Let’s say there’s a story that’s creating a bit of buzz within local political circles, that no local journalist is willing to report. You know, like the somewhat sensitive if well-founded concerns that there might be something wrong with Rep. Dave Reichert’s brain. So how do you move this local political story into the local traditional press?
Step 1.) Local blogger pounds story (in this case, over on the higher profile Slog.)
Step 2.) National blogger picks up story, adding credibility and exposure.
Step 4.) Local newspaper, scooped in their own backyard by a Beltway rag, finally follows up, delivering story to their large, local audience.
That’s what I call the “Virtuous News Cycle,” variations of which I’m constantly playing to various degrees of success on issues I find important, but nobody else does.

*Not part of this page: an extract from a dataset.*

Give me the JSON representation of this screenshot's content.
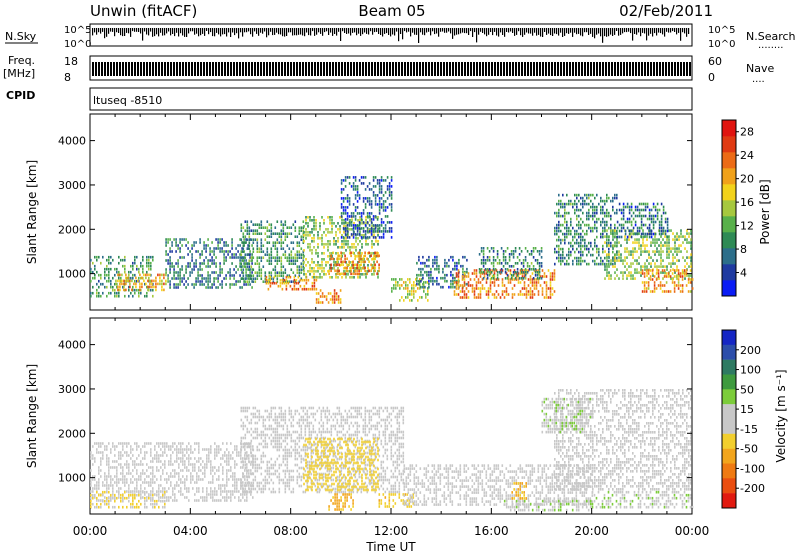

And while you may think it manipulative, or insist that this particular line of inquiry was inappropriate or irresponsible, regardless of the larger media’s ultimate response, think about this:
Reichert’s post-brain-trauma mental capacity, or lack thereof, is either news, or it’s not news. Which means, it was either worthy of a Seattle Times article weeks ago, when I first hit the story, or it is not worthy of reporting even now, after their hand has finally been forced. I didn’t make this news; I just made other journalists pay attention to it.
And that’s what effective blogging is all about.